Yargıtay Kararı – HGK., E. 2016/1913 K. 2017/450 T. 15.3.2017
MAHKEMESİ :İş Mahkemesi
Taraflar arasındaki “işçilik alacağı” davasından dolayı yapılan yargılama sonunda İstanbul 18. İş Mahkemesince davanın reddine dair verilen 25.12.2013 gün ve 2012/529 E., 2013/469 K. sayılı karar taraf vekillerinin temyizi üzerine Yargıtay 9. Hukuk Dairesinin 23.06.2015 gün ve 2014/8523 E., 2015/22609 K. sayılı kararı ile;
(…A) Davacı İsteminin Özeti:
Davacı işçi, davalı şirketin genel müdürlük işyerinde Tedarik Zinciri Yönetimi Direktörlüğü’ne bağlı Terminal Operasyonları Müdürlüğü’nde Mevzuat Uyum Koordinatörü olarak 20.11.2000 tarihinden 05.10.2012 tarihine kadar çalıştığını, davalı şirketin 21.07.2000 tarihinde özelleştirilmek sureti ile özel sektöre devredildiğini, davalı şirketin yeni ücret politikası oluşturduğunu ve bu ücret politikasına uygun olarak tüm çalışanlarla daha sonra yeni bir iş sözleşmesi imzaladığını, ancak davalı şirketin bu ücret politikasına uymadığını, müvekkilinin ücretine söz konusu sözleşme gereğince 01.01.2001 tarihinden itibaren her yıl Ocak ve Temmuz ayları itibari ile 6 aylık TÜFE oranında ücret artışı yapılması gerekirken bu artışların yapılmadığını ve eksik edeme yapıldığını, bu eksik ödemeye bağlı olarak her yıl Nisan ve Ekim aylarında ödenen ikramiyeleri de eksik ödediğini, ayrıca işten ayrılırken 70 günlük yıllık izin ücreti ödendiğini, ancak dava konusu ücret artışları dikkate alınmadığından müvekkiline yıllık izin ücretinin de eksik ödendiğini, fark alacağının doğduğunu belirterek, ücret farkı alacağı, ikramiye farkı alacağı ile yıllık ücretli izin farkı alacağının davalıdan tahsiline karar verilmesini talep ve dava etmiştir.

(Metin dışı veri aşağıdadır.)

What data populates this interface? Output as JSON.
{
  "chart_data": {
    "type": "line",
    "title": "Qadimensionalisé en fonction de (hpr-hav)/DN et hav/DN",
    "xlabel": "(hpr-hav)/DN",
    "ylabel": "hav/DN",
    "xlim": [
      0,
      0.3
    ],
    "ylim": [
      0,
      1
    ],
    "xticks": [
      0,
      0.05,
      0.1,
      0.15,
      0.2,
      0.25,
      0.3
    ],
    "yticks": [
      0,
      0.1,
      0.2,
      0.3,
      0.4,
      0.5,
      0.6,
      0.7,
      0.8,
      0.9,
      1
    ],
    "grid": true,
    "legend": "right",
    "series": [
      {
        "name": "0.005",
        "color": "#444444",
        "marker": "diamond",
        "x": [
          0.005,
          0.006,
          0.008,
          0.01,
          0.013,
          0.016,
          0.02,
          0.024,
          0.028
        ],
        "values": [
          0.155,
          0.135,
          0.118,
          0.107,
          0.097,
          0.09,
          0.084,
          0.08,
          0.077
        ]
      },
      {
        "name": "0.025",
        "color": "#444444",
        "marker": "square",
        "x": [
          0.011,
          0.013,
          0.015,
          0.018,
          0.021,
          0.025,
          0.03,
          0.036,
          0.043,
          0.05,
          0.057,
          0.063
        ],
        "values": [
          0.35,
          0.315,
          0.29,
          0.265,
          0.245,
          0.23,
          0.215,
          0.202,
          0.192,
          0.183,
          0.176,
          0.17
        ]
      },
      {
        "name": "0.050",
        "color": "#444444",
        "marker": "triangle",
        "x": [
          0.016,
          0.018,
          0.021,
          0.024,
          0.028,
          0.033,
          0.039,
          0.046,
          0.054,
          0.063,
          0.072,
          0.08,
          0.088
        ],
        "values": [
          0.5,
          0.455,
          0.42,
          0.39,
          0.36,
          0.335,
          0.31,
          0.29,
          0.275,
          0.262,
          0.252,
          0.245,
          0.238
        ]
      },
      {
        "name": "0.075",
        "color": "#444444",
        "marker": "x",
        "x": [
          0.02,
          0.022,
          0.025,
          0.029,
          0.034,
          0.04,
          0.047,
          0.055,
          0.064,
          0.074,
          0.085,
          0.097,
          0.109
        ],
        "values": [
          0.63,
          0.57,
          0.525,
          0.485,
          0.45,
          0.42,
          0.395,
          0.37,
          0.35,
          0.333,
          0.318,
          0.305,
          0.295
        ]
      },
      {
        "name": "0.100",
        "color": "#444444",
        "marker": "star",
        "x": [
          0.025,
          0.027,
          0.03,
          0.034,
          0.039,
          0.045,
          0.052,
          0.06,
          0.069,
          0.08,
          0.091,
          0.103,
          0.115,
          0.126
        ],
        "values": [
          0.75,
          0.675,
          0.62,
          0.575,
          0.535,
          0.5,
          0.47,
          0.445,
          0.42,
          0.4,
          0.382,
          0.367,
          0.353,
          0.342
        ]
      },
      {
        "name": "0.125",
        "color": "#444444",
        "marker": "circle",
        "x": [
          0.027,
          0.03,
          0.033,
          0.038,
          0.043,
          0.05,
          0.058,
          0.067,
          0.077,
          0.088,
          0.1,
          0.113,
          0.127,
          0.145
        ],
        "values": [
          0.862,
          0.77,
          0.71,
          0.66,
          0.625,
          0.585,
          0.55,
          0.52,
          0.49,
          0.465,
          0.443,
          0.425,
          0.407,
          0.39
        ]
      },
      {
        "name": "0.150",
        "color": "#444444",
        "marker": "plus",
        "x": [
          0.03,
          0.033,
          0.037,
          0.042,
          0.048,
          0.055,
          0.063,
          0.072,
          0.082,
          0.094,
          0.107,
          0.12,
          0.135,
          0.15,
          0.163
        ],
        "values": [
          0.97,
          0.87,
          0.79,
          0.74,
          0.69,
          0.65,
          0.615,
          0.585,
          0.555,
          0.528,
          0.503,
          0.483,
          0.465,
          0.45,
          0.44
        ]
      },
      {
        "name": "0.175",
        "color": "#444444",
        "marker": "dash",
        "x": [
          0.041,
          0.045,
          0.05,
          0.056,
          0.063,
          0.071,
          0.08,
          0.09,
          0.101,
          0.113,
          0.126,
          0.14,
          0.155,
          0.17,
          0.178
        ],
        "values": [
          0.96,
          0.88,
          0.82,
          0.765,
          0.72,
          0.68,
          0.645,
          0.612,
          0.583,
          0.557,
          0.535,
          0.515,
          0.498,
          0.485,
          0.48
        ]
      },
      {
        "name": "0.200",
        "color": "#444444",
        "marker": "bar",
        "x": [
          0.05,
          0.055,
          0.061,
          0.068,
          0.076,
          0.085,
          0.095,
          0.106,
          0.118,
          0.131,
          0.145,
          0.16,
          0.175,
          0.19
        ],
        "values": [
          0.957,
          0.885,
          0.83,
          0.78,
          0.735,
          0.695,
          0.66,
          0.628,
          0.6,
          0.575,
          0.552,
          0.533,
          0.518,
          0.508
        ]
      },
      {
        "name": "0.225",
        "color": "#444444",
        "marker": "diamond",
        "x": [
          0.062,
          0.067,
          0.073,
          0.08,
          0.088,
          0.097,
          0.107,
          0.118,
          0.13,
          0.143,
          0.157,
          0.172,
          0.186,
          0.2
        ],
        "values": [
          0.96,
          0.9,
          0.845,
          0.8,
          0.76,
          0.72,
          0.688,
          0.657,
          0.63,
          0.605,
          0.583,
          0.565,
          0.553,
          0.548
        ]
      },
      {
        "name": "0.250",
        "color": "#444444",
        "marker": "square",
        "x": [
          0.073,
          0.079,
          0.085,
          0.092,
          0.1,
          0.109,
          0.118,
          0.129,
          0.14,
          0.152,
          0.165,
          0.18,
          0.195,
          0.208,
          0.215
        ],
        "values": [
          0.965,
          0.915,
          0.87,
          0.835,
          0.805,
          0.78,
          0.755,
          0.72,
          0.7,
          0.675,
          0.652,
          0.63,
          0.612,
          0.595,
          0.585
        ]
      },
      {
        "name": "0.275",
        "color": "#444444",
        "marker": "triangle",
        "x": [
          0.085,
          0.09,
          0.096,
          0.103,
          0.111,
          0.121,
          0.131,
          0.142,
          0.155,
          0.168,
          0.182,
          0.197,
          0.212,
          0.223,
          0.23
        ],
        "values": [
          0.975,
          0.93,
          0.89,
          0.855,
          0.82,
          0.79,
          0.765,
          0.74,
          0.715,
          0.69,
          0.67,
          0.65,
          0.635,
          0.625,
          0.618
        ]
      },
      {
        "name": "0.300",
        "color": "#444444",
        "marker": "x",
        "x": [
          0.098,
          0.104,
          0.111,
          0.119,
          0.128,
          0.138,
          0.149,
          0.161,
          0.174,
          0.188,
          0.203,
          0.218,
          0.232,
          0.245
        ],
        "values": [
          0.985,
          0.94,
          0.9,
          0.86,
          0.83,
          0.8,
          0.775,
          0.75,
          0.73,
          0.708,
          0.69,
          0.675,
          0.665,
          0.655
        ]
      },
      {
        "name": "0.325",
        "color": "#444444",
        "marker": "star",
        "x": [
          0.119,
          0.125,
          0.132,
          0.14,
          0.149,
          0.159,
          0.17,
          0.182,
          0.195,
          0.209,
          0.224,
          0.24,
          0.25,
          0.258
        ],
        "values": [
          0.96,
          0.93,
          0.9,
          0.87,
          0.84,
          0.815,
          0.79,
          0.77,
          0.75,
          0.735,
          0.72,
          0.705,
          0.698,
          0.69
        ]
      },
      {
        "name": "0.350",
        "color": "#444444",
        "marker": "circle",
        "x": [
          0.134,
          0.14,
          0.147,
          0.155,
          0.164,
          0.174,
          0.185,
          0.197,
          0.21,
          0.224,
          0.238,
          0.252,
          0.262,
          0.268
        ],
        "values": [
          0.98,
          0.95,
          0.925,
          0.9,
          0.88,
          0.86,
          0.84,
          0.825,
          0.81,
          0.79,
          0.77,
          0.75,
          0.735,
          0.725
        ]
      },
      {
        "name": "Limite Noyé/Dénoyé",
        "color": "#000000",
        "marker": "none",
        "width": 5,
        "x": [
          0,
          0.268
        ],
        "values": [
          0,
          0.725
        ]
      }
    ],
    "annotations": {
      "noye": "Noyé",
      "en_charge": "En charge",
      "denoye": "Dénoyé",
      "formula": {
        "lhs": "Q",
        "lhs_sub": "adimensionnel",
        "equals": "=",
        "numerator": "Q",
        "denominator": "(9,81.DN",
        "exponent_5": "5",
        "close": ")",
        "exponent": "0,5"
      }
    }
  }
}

B) Davalı Cevabının Özeti:
Davalı, şirket aleyhine bir müddettir aynı fark alacak talepleri ile davalar açıldığını, bu davaların yerel mahkemelerde davacılar lehine hükme bağlandığını, bu kararların henüz temyiz incelemesinden geçerek kesinleşmediğini, müvekkil şirket insan kaynaklarınca hazırlanıp şirket yönetim kurulu tarafından onaylanarak yayınlanmış böyle bir duyurunun bulunmadığını, müvekkil şirketin 21.07.2000 tarihinde özelleştirildiğini, davacının bu özelleştirmeden sonra 20.11.2000 tarihinde müvekkil işyerinde çalışmaya başladığını, dolayısıyla davacının böyle bir sözleşme imzalamış olma ihtimalinin olmadığını, davacıyla böyle bir sözleşme imzalanmadığını, davacının hisse satış tarihi olan 21.07.2000 tarihinde şirkette çalışmakta ve 4046 sayılı kanunun 22. maddesi gereğince nakde tabi tutulacak personel kapsamında bulunmadığını, müvekkil şirkette davacı da dahil olmak üzere tüm çalışanlar ile 2003 yılında yeni bir sözleşme imzalandığını, yapılan yeni sözleşmede ücret artışlarının şirket tarafından belirlenen dönemler ve oranlarda yapılacağının öngörüldüğünü, ayrıca davacının talebinin zamanaşımına uğradığını, davacının dava hakkını kötüye kullandığını belirterek davanın reddini savunmuştur.
C) Yerel Mahkeme Kararının Özeti:
Mahkemece, toplanan kanıtlar ve bilirkişi raporuna dayanılarak, davacının iş koşullarında ve ücrette değişiklik halinde davacının değişikliği kabul etmeyerek sözleşmeyi feshetme hakkı veya itiraz hakkı olduğu, ancak feshetmeyip uzunca bir süre ücret almaya devam ederek yapılan işlemi zımmen kabul ettiği, bu haliyle de yapılan değişikliğin geçerlilik kazanacağı gerekçesiyle davanın reddine karar verilmiştir.
D) Temyiz:
Kararı taraflar temyiz etmiştir.
E) Gerekçe:
1-Kararı temyiz eden davalı vekili 10.03.2014 tarihli dilekçesi ile temyiz isteminden feragat ettiğinden ve dosyada mevcut vekaletnamesinde temyizden feragata yetkisinin bulunduğu anlaşıldığından davalının temyiz isteminin HUMK.nun 432/4.md.si uyarınca REDDİNE, nisbi temyiz harcının istek halinde davalıya iadesine,
2-Davacının temyizine gelince;
Davacı 20.11.2000 tarihinde davalı işyerinde aylık 400 TL net ücretle çalışmaya başlamıştır. Davacı işe girerken davalı işveren ile aralarında iş sözleşmesi yapıldığını, işyerinde 6 ayda bir TÜFE oranında ücret artışı kararlaştırıldığını ancak işverence bu artışların tam olarak yansıtılmadığından ücretlerinin eksik ödendiğini belirtmiş ise de buna ilişkin bir iş sözleşmesi sunamamıştır.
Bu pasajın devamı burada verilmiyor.